Le directeur sourit.

— Il a tué six personnes. Mais c’est un saint. Je me porte garant pour lui.

Mitia Smokovnikoff accepta donc Stepan, chauve, maigre, bruni, et partit avec lui.

En route, Stepan soignait tout le monde et surtout Smokovnikoff. Il lui raconta toute son histoire, comment il vivait maintenant, et pourquoi.

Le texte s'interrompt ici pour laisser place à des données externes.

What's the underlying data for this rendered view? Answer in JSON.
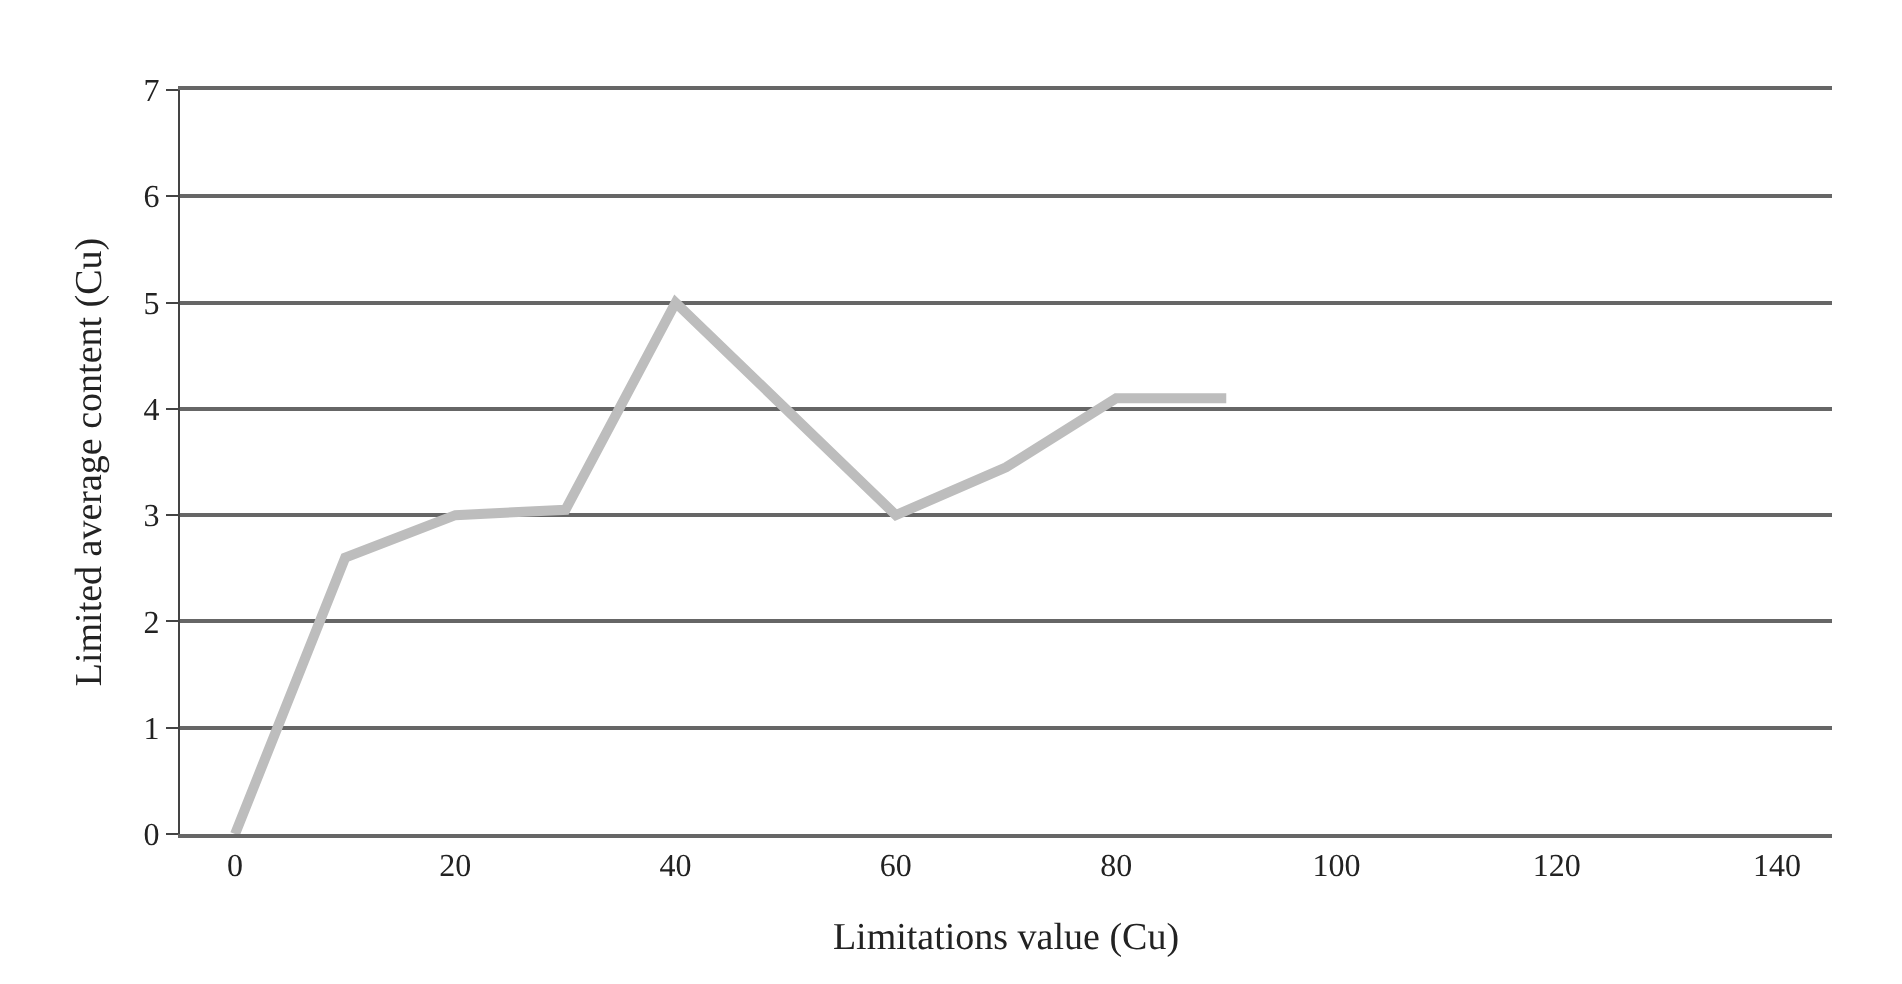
{
  "chart_data": {
    "type": "line",
    "xlabel": "Limitations value (Cu)",
    "ylabel": "Limited average content (Cu)",
    "x": [
      0,
      10,
      20,
      30,
      40,
      50,
      60,
      70,
      80,
      90
    ],
    "series": [
      {
        "color": "#bdbdbd",
        "values": [
          0,
          2.6,
          3.0,
          3.05,
          5.0,
          4.0,
          3.0,
          3.45,
          4.1,
          4.1
        ]
      }
    ],
    "xlim": [
      -5,
      145
    ],
    "xticks": [
      0,
      20,
      40,
      60,
      80,
      100,
      120,
      140
    ],
    "ylim": [
      0,
      7
    ],
    "yticks": [
      0,
      1,
      2,
      3,
      4,
      5,
      6,
      7
    ],
    "grid": "y",
    "marker": "none",
    "line_style": "solid"
  }
}
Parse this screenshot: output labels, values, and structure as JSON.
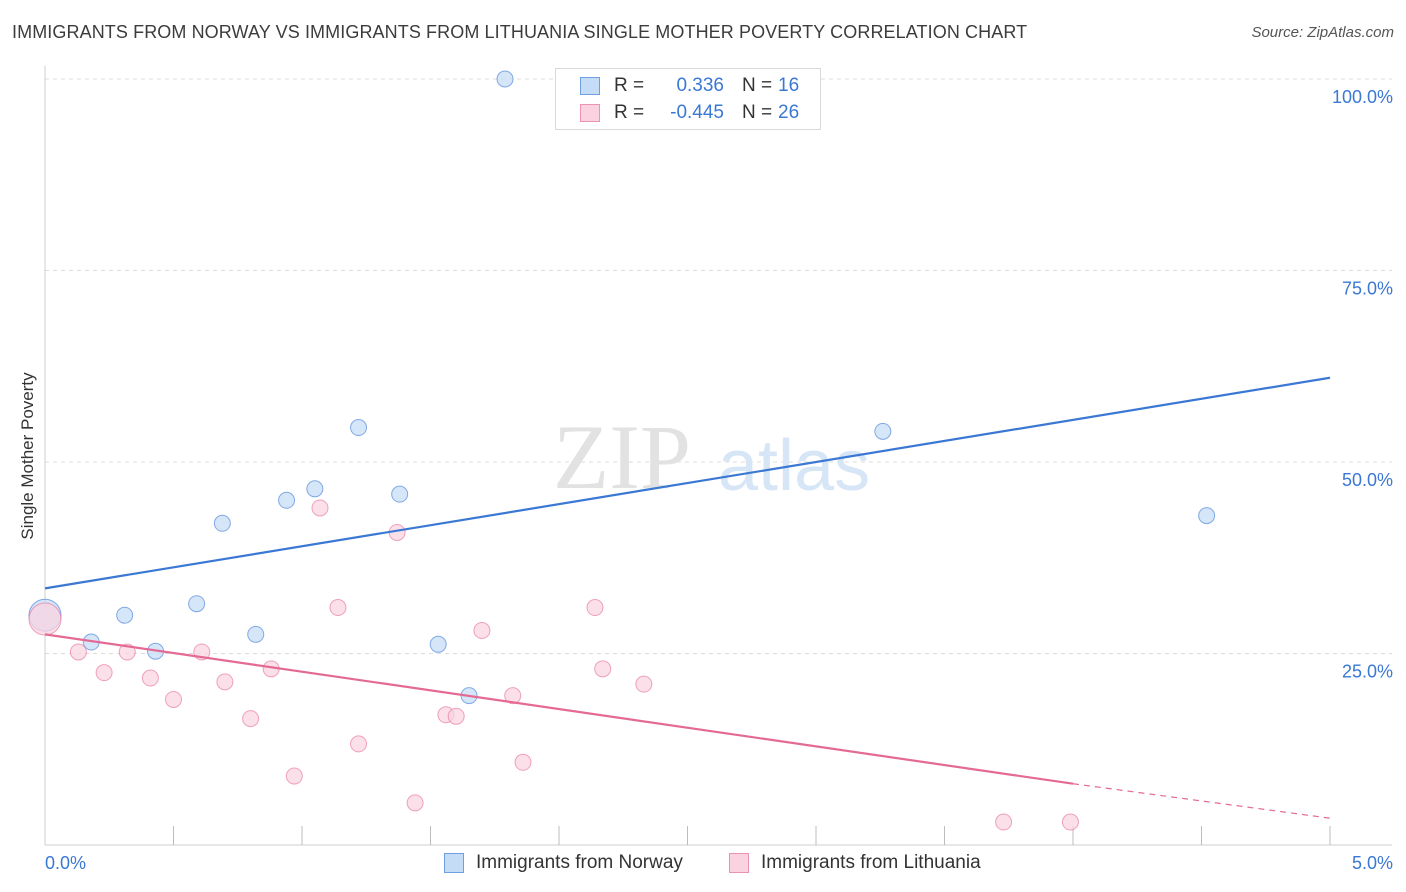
{
  "header": {
    "title": "IMMIGRANTS FROM NORWAY VS IMMIGRANTS FROM LITHUANIA SINGLE MOTHER POVERTY CORRELATION CHART",
    "source": "Source: ZipAtlas.com"
  },
  "watermark": {
    "part1": "ZIP",
    "part2": "atlas"
  },
  "legend_top": [
    {
      "r_label": "R =",
      "r_value": "0.336",
      "n_label": "N =",
      "n_value": "16",
      "color": "#a9c8f0",
      "border": "#6f9fe0"
    },
    {
      "r_label": "R =",
      "r_value": "-0.445",
      "n_label": "N =",
      "n_value": "26",
      "color": "#f8c5d6",
      "border": "#ec93b1"
    }
  ],
  "legend_bottom": [
    {
      "label": "Immigrants from Norway",
      "color": "#c5dcf7",
      "border": "#6f9fe0"
    },
    {
      "label": "Immigrants from Lithuania",
      "color": "#fbd3e0",
      "border": "#ec93b1"
    }
  ],
  "chart_data": {
    "type": "scatter",
    "title": "IMMIGRANTS FROM NORWAY VS IMMIGRANTS FROM LITHUANIA SINGLE MOTHER POVERTY CORRELATION CHART",
    "xlabel": "",
    "ylabel": "Single Mother Poverty",
    "xlim": [
      0,
      5.0
    ],
    "ylim": [
      0,
      100
    ],
    "x_tick_labels": [
      "0.0%",
      "5.0%"
    ],
    "y_ticks": [
      25,
      50,
      75,
      100
    ],
    "y_tick_labels": [
      "25.0%",
      "50.0%",
      "75.0%",
      "100.0%"
    ],
    "grid": true,
    "series": [
      {
        "name": "Immigrants from Norway",
        "color": "#3a78d4",
        "fill": "#c5dcf7",
        "points": [
          {
            "x": 0.0,
            "y": 30.0,
            "big": true
          },
          {
            "x": 0.18,
            "y": 26.5
          },
          {
            "x": 0.31,
            "y": 30.0
          },
          {
            "x": 0.43,
            "y": 25.3
          },
          {
            "x": 0.59,
            "y": 31.5
          },
          {
            "x": 0.69,
            "y": 42.0
          },
          {
            "x": 0.82,
            "y": 27.5
          },
          {
            "x": 0.94,
            "y": 45.0
          },
          {
            "x": 1.05,
            "y": 46.5
          },
          {
            "x": 1.22,
            "y": 54.5
          },
          {
            "x": 1.38,
            "y": 45.8
          },
          {
            "x": 1.53,
            "y": 26.2
          },
          {
            "x": 1.65,
            "y": 19.5
          },
          {
            "x": 1.79,
            "y": 100.0
          },
          {
            "x": 3.26,
            "y": 54.0
          },
          {
            "x": 4.52,
            "y": 43.0
          }
        ],
        "trend": {
          "x": [
            0.0,
            5.0
          ],
          "y": [
            33.5,
            61.0
          ]
        }
      },
      {
        "name": "Immigrants from Lithuania",
        "color": "#e46a95",
        "fill": "#fbd3e0",
        "points": [
          {
            "x": 0.13,
            "y": 25.2
          },
          {
            "x": 0.23,
            "y": 22.5
          },
          {
            "x": 0.32,
            "y": 25.2
          },
          {
            "x": 0.41,
            "y": 21.8
          },
          {
            "x": 0.5,
            "y": 19.0
          },
          {
            "x": 0.61,
            "y": 25.2
          },
          {
            "x": 0.7,
            "y": 21.3
          },
          {
            "x": 0.8,
            "y": 16.5
          },
          {
            "x": 0.88,
            "y": 23.0
          },
          {
            "x": 0.97,
            "y": 9.0
          },
          {
            "x": 1.07,
            "y": 44.0
          },
          {
            "x": 1.14,
            "y": 31.0
          },
          {
            "x": 1.22,
            "y": 13.2
          },
          {
            "x": 1.37,
            "y": 40.8
          },
          {
            "x": 1.44,
            "y": 5.5
          },
          {
            "x": 1.56,
            "y": 17.0
          },
          {
            "x": 1.6,
            "y": 16.8
          },
          {
            "x": 1.7,
            "y": 28.0
          },
          {
            "x": 1.82,
            "y": 19.5
          },
          {
            "x": 1.86,
            "y": 10.8
          },
          {
            "x": 2.14,
            "y": 31.0
          },
          {
            "x": 2.17,
            "y": 23.0
          },
          {
            "x": 2.33,
            "y": 21.0
          },
          {
            "x": 3.73,
            "y": 3.0
          },
          {
            "x": 3.99,
            "y": 3.0
          },
          {
            "x": 0.0,
            "y": 29.5,
            "big": true
          }
        ],
        "trend": {
          "x": [
            0.0,
            4.0
          ],
          "y": [
            27.5,
            8.0
          ]
        },
        "trend_dashed": {
          "x": [
            4.0,
            5.0
          ],
          "y": [
            8.0,
            3.5
          ]
        }
      }
    ]
  }
}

Et, chose étonnante, Mitia Smokovnikoff qui, jusqu’à ce jour, n’avait vécu qu’en buvant, mangeant, jouant aux cartes, pour la première fois se mit à réfléchir sur la vie ; et ces pensées ne le quittaient plus et bouleversaient son âme de plus en plus. On lui proposa une place qui comportait de gros appointements, il la refusa et résolut d’acheter avec ce qu’il possédait une propriété, de se marier, et, dans la mesure de ses forces, de servir le peuple.


XIX


Ainsi fit-il. Mais auparavant, il alla chez son père, avec qui il était en mauvais termes à cause d’une nouvelle famille que son père avait installée. Il avait résolu de se rapprocher de son père, et il le fit. Celui-ci, étonné, d’abord se moqua de lui, ensuite il cessa de se moquer, se rappelant plusieurs cas où il avait été coupable envers son fils.